Senior Dorothy Wilkinson, who was in the audience as the president and representative of Inter-Residence Hall Association, said that it would be “absurd” for Senate to have to compromise any longer, noting, “[Senate has] already been compromising for years.”

Student Senate supported an initiative urging the university to consider changing Columbus Day to Indigenous People’s Day in spring of 2015. However, the topic had been discussed in years prior to this time, the then-president of Student Senate told The Hawks’ Herald in April 2015.

Farish acknowledged student concerns that the presence of Columbus Day disrespects the suffering that Native Americans endured at the hands of European colonizers, calling the potential change to Indigenous People’s Day “a place to start” in recognizing this dark aspect of American history.

“To me, whether Columbus was a good guy or a bad guy, he still is the symbolic head of the beginning of the vanguard of the things that followed along and changed everything about the lives of Native Americans, and for that reason, from their standpoint, is not worthy of celebration,” Farish said.
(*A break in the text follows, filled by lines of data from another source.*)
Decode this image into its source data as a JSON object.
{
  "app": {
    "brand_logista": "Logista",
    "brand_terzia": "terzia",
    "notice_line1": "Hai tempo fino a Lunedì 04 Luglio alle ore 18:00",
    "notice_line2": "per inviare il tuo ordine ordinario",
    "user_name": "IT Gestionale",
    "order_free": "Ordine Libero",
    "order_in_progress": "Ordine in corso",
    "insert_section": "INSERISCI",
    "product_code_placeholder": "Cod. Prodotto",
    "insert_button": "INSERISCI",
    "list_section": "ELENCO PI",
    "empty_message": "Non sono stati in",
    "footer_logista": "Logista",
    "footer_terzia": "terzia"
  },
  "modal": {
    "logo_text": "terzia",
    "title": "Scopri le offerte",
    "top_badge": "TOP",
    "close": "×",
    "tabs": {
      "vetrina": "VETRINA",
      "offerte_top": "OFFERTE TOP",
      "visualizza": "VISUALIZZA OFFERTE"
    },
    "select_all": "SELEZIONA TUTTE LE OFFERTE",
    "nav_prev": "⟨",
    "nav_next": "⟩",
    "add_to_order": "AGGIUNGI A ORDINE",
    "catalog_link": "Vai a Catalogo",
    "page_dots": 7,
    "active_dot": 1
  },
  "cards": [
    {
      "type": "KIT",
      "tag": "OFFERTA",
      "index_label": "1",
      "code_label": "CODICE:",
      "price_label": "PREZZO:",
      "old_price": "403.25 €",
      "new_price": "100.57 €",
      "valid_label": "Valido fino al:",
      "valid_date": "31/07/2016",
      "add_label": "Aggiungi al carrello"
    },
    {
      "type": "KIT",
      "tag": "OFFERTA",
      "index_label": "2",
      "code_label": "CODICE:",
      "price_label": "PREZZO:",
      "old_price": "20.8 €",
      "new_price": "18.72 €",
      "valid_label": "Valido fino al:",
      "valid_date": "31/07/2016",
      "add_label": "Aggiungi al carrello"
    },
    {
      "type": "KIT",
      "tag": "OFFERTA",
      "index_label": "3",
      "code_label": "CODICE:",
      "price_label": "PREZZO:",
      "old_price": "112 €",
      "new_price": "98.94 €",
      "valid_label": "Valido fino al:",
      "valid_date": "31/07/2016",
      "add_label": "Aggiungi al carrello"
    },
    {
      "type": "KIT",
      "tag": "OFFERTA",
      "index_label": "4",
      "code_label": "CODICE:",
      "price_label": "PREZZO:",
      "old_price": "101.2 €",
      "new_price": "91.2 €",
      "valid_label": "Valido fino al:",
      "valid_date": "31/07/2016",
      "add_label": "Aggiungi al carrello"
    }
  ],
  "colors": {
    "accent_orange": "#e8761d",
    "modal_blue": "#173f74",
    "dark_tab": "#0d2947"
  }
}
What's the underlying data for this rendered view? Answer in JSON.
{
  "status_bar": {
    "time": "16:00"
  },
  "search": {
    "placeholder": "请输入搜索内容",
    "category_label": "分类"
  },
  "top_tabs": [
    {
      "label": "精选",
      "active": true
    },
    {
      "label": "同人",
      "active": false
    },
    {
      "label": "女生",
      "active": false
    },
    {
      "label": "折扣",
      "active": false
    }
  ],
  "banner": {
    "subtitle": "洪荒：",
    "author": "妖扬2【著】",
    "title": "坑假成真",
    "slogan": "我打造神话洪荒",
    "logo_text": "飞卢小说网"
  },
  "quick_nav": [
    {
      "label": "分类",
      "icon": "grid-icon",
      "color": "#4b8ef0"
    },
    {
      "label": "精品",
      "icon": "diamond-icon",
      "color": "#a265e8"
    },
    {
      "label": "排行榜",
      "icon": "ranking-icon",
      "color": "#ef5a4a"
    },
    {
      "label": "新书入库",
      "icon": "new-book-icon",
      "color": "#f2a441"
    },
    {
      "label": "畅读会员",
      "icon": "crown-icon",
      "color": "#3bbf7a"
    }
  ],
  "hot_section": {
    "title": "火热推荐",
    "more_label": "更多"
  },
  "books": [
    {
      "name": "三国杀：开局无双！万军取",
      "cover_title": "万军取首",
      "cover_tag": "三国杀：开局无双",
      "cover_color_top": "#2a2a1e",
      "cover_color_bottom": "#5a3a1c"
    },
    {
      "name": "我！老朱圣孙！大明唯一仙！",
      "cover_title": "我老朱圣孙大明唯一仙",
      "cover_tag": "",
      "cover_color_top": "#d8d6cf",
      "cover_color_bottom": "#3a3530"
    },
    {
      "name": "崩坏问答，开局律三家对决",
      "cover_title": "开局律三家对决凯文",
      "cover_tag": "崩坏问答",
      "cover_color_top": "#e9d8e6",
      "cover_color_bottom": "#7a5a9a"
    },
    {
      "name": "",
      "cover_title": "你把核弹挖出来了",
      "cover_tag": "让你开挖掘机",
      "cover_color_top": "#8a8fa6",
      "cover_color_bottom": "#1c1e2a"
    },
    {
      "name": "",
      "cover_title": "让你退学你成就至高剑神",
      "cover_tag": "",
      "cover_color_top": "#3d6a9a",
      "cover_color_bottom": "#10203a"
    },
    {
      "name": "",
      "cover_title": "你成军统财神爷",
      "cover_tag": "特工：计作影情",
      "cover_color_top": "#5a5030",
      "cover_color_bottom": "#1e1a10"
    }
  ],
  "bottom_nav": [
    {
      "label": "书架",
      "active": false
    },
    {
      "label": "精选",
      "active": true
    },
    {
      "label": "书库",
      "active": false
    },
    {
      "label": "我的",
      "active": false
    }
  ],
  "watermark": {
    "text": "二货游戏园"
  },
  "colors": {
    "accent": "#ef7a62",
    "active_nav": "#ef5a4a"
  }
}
However, Farish added that he hopes to “minimize” the negative effects that the final decision, whatever it may be, would have on the Italian American community, also stating, “The challenge is that the Italian Americans invented Columbus Day a hundred years ago as a way of celebrating the work that Italians have done for the betterment of this country, because at the time they were heavily discriminated against… and they identified with Columbus.”

Before any decision is made, Farish hopes to ensure that students will have the opportunity to share their views with the Board of Trustees, either “through an open forum on campus to which the trustees are invited, or through a process where students are given time at the board meeting itself to present their case.”